Prorogation Ceremony

Canadians are used to thinking of prorogation of Parliament as something rather secretive, done behind closed doors. Because of this, it might be of interest to some to actually watch a prorogation ceremony as it recently unfolded in the UK House of Lords.

Prorogation is the formal ending of a session of Parliament, either by a special ceremony held in the upper chamber or by the Queen’s or a Governor General’s proclamation to that effect. Prorogation also refers to the period of time a Parliament stands prorogued. Prorogation is a routine procedure. Some legislatures prorogue every year, others more infrequently. The UK Parliament prorogues in May because in 2010, following the general election held in May of that year, the Leader of the House announced the Government’s intention to move towards five 12-month sessions over a Parliament, beginning and ending in the spring.

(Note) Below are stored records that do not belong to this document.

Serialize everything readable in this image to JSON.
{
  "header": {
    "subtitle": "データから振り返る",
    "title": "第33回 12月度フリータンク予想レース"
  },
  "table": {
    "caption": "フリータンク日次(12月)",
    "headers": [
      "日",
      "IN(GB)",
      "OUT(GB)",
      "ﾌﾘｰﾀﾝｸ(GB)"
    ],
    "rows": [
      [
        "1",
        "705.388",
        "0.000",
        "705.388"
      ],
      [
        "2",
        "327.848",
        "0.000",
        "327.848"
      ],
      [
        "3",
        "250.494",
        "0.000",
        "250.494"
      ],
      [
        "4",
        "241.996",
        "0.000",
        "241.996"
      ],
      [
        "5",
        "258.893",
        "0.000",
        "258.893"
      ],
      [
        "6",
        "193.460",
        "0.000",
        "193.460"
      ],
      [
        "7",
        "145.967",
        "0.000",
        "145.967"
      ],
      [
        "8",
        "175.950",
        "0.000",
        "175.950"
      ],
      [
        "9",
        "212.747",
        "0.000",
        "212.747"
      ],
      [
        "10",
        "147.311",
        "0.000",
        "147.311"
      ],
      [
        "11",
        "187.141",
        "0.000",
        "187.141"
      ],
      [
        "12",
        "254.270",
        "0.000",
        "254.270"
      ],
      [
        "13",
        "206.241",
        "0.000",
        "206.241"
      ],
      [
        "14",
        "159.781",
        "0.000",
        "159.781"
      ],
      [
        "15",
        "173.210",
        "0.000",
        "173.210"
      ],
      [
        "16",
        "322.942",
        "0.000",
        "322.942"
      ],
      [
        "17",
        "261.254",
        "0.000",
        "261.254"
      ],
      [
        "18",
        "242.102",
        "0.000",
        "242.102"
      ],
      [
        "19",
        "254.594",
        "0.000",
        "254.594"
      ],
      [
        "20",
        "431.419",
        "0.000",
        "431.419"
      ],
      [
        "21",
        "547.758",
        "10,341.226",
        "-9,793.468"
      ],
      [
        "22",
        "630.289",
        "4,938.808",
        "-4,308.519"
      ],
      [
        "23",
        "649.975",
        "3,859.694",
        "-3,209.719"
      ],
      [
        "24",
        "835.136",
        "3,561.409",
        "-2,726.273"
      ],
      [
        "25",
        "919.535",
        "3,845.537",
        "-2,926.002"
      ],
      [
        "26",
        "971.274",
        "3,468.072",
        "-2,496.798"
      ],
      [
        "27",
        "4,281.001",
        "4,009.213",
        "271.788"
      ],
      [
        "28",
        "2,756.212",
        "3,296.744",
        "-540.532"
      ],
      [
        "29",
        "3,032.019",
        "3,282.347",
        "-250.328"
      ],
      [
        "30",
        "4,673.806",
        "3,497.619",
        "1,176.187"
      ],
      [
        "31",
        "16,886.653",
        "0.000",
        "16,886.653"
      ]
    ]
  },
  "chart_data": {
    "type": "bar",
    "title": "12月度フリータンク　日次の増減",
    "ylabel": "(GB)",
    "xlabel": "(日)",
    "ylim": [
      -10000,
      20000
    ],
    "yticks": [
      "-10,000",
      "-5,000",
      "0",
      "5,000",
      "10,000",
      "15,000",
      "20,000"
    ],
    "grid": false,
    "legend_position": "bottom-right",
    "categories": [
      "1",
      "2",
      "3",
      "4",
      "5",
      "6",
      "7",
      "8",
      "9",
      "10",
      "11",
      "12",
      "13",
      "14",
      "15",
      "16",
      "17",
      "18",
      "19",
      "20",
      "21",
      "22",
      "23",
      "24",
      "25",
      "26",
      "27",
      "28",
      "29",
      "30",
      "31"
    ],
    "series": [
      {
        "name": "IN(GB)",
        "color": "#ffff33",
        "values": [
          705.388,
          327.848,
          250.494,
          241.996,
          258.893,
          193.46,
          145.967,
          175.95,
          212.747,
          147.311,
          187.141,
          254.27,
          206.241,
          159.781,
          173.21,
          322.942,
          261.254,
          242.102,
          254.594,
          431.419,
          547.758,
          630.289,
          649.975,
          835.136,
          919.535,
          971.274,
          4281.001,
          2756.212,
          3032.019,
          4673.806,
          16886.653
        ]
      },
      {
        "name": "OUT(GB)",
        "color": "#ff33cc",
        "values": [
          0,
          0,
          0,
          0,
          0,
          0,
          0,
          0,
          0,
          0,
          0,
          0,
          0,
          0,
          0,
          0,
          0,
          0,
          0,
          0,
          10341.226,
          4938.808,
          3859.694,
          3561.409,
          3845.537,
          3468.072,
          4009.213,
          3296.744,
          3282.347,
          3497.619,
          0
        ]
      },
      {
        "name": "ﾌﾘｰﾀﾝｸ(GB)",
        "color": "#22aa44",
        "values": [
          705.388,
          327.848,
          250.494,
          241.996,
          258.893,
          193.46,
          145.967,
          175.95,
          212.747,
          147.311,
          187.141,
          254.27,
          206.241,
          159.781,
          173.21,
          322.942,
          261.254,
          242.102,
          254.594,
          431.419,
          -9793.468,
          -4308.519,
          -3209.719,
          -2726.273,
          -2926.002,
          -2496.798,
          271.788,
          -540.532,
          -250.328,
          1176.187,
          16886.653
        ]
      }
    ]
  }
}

For this particular prorogation ceremony, the Queen was not present, therefore it was done by the Lord Commissioners. The video includes commentary by the BBC, explaining what is going on.

Any bill that is not passed before prorogation is dropped, apart from Public Bills that have had a carry-over motion passed; in this instance debate can continue into the next session.

The Gentleman Usher of the Black Rod summons MPs to attend the House of Lords to witness outstanding acts being given royal assent. By ancient tradition the legislation is given royal assent in Norman French using the words “La Reyne le veult”, which roughly translates as “the Queen wills it”.

At the end of the ceremony, it is customary for MPs to shake the hand of the Commons Speaker as they file out of the chamber.

In Canada, traditionally, a similar ceremony was observed, with the House of Commons summoned to the Senate to hear the Governor General (or the Deputy of the Governor General) deliver a speech reviewing the accomplishments of the session, and to hear the Speaker of the Senate read a message containing the date for the opening of the new session. Prorogation has not taken place in this manner since 1983. Current procedure in Canada is for prorogation by proclamation published in the Canada Gazette.